New 'Made in India' coronary stent gets rare exemption from price cap

Since 2017, coronary stents in the country fall within the ambit of price capping


Three years after the Centre had put coronary stents under price caps, the national pharmaceutical pricing authority, on Friday, gave a rare exemption to a made-in-India stent. MeRes100, the bioresorable vascular scaffold stent, manufactured by Vapi-based medical technology company Meril Life Sciences is the first made-in-India stent of its kind. The stent had been approved by the Central Drugs Standard Control Organisation in 2017, and had been awaiting government approval for a price cap exemption.

"Meril Life Sciences’ application to the NPPA for non-applicability of all provisions of DPCO 2013 for a period of five years from the start of commercial production, under para 32(ii) of Drug Price Control Order, 2013, has been granted for their innovative product ‘MeRes100 BRS - Sirolimus Eluting Bio-Resorbable Vascular Scaffold System," a company spokesperson said.

Since 2017, coronary stents in the country fall within the ambit of price capping— bare metal stents are priced at Rs 8,261, and the price of a drug-eluting stents [DES] is capped at Rs 30,080.
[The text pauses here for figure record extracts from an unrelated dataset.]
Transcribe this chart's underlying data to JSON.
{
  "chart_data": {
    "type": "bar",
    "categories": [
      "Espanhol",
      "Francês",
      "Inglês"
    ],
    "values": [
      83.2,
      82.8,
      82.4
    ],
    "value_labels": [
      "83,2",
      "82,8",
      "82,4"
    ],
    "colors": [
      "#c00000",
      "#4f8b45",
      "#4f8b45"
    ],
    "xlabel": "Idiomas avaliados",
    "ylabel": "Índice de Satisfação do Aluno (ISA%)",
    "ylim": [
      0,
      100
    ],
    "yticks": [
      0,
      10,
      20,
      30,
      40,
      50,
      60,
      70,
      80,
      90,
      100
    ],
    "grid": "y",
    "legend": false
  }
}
In the case of MeRes100, however, Meril Life Sciences, a global medical technology company, had asked to be exempt from price capping. This exemption is offered to companies adhering to certain key criteria: new and innovative drug development, indigenously researched and manufactured, as well as patented under the Indian Patent Act, 1970, a company spokesperson had told THE WEEK on an earlier occasion. "Since its innovative product MeRes100TM BRS - Sirolimus Eluting Bioabsorbable Vascular Scaffold System fulfils these criteria, Meril Life Sciences applied to NPPA for non-applicability of DPCO 2013 on May 28, 2018, and the exemption will be granted as recommended by the NPPA Authority minutes dated February 25, 2020," the spokesperson said.

Bioresorbable scaffolds (BRS) were designed to overcome the limitations of metallic stents. However, globally, there have been concerns about their long-term safety. “We do not know the basis for the experts to be satisfied by the (safety & efficacy) data of the stent. It has been our concern that the only data submitted by Meril are limited to a small, non-randomised, single-arm trial which was inadequate to prove safety," said Malini Aisola, convenor, All India Drig Action Network. "While close monitoring has been recommended, we are concerned that no specific plan has been drawn up for post-marketing evaluation of safety and efficacy, against the current standard of care - a DES stent, as far as we are aware," said Aisola.

AIDAN has also challenged the exemption provisions of the DPCO, 2013 in the Delhi High Court. "Through the petition, we have pointed out the severe legal defects of para 32 that creates an automatic and complete exemption from all the provisions of the DPCO and therefore results in a complete bar over the GOvernment's ability to exercise any form of price control,” said Aisola.

Though the study reported favourable results, in their submission, AIDAN has pointed to the limitations acknowledged in the published study itself which state: “The results of our study are based on the first-inhuman study in a relatively small number of stable patients with non-complex coronary lesions. Also, the results cannot be generalised to more complex lesions or higher-risk patients. The low MACE (major adverse cardiac event) rate needs a cautious interpretation given the single-arm trial design without any active comparator. Any inference of non-inferior or superior safety against current-generation drug-eluting stents or scaffolds is not possible.”

A spokesperson from Meril added that the given the innovative nature of the new technology, the company had decided to go beyond the regulatory requirement of one-year follow-up data to produce longer-term data on the safety of MeRes100 BRS. "Now, with even three-year follow-ups confirming the initial findings of zero stent thrombosis and extremely low MACE, Meril Life Sciences is ready to launch this technology shortly," the spokesperson said. In parallel to commercial launch, the company would also be establishing a 1000 patient registry in India and 1000 patient registry globally. "This will enable acute and long-term surveillance, safety and efficacy assessments and assessment of performance in a real-world clinical setting," Meril said in a statement.

The company would also be conducting randomised long-term clinical trials in India and globally across US, China and other sites to further establish the efficacy and safety of BRS. This will include a 2,000 patient randomised controlled trial comparing BRS to best in class metallic DES technology, they said.